There are other references to Robert Wright and his son Sir James Wright in colonial America that make reference to ‘Isabella Pitts’ or Robert being married to ‘the widow Pitts’. This is a confusion of both wives Alicea Pitt and Isabella and it may be that Robert was keen to foster the confusion so that his duplicitous past would not be known in the place where he had at last established a new life away from both the stigma of his father and the double life he led with two women between Sedgefield and Bloomsbury.Before or on arrival in Carolina Robert became Chief Justice on 27 May 1725 though his position as Chief Justice of South Carolina (the colony having divided into North Carolina and South Carolina in 1729) wasn't officially confirmed as Chief Justice of South Carolina by King George II until 30 November 1730.
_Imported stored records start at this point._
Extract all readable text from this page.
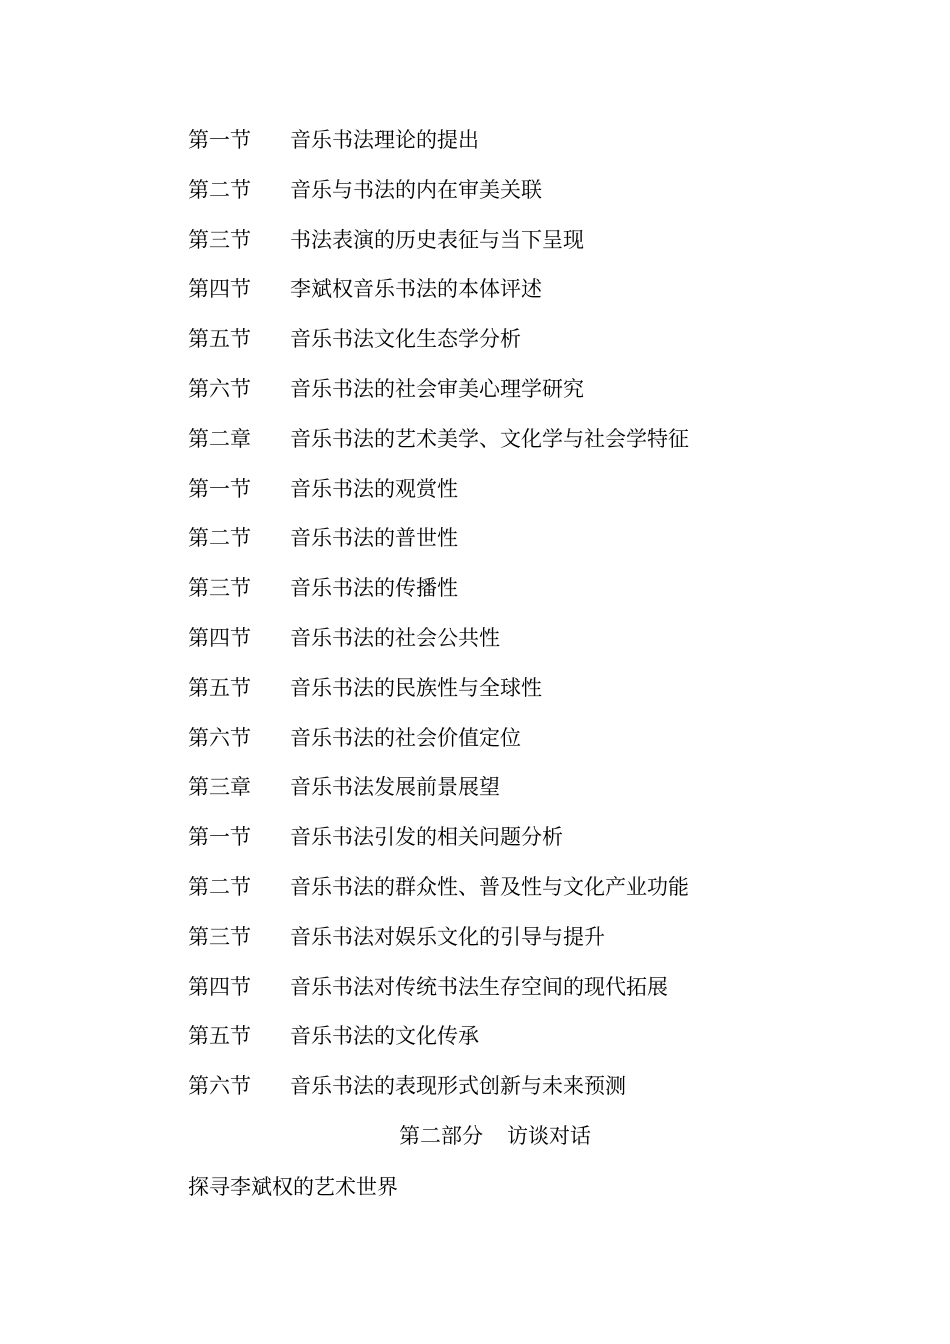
第一节 音乐书法理论的提出
第二节 音乐与书法的内在审美关联
第三节 书法表演的历史表征与当下呈现
第四节 李斌权音乐书法的本体评述
第五节 音乐书法文化生态学分析
第六节 音乐书法的社会审美心理学研究
第二章 音乐书法的艺术美学、文化学与社会学特征
第一节 音乐书法的观赏性
第二节 音乐书法的普世性
第三节 音乐书法的传播性
第四节 音乐书法的社会公共性
第五节 音乐书法的民族性与全球性
第六节 音乐书法的社会价值定位
第三章 音乐书法发展前景展望
第一节 音乐书法引发的相关问题分析
第二节 音乐书法的群众性、普及性与文化产业功能
第三节 音乐书法对娱乐文化的引导与提升
第四节 音乐书法对传统书法生存空间的现代拓展
第五节 音乐书法的文化传承
第六节 音乐书法的表现形式创新与未来预测
第二部分 访谈对话
探寻李斌权的艺术世界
Robert Wright was also a plantation owner and therefore a slave owner. Elizabeth Hyrne reported that he had bought a plantation on the Ashley River in 1725 and by 1730 he was the partial owner of a 12,000-acre barony purchased jointly with George Anson[27] also in the area of the Ashley River which was divided up into tracts and sold. In 1735 Robert added a further 2000 acres to his estate when he purchased an area which became known as Cove Hall[28] or Wrights Bluff on the Santee River.
Robert Wright died from yellow fever in 1739 aged 73 years. His will is not known to exist and following his death his land and property was distributed to his family and what remained, including ‘a very good parcel of slaves’ was sold by auction at his estate near Dorchester in 1742. His wife Isabella and his son Sir James Wright pursued his claim for outstanding pay with the South Carolina Assembly and eventually obtained £1000 of the £5000 owed.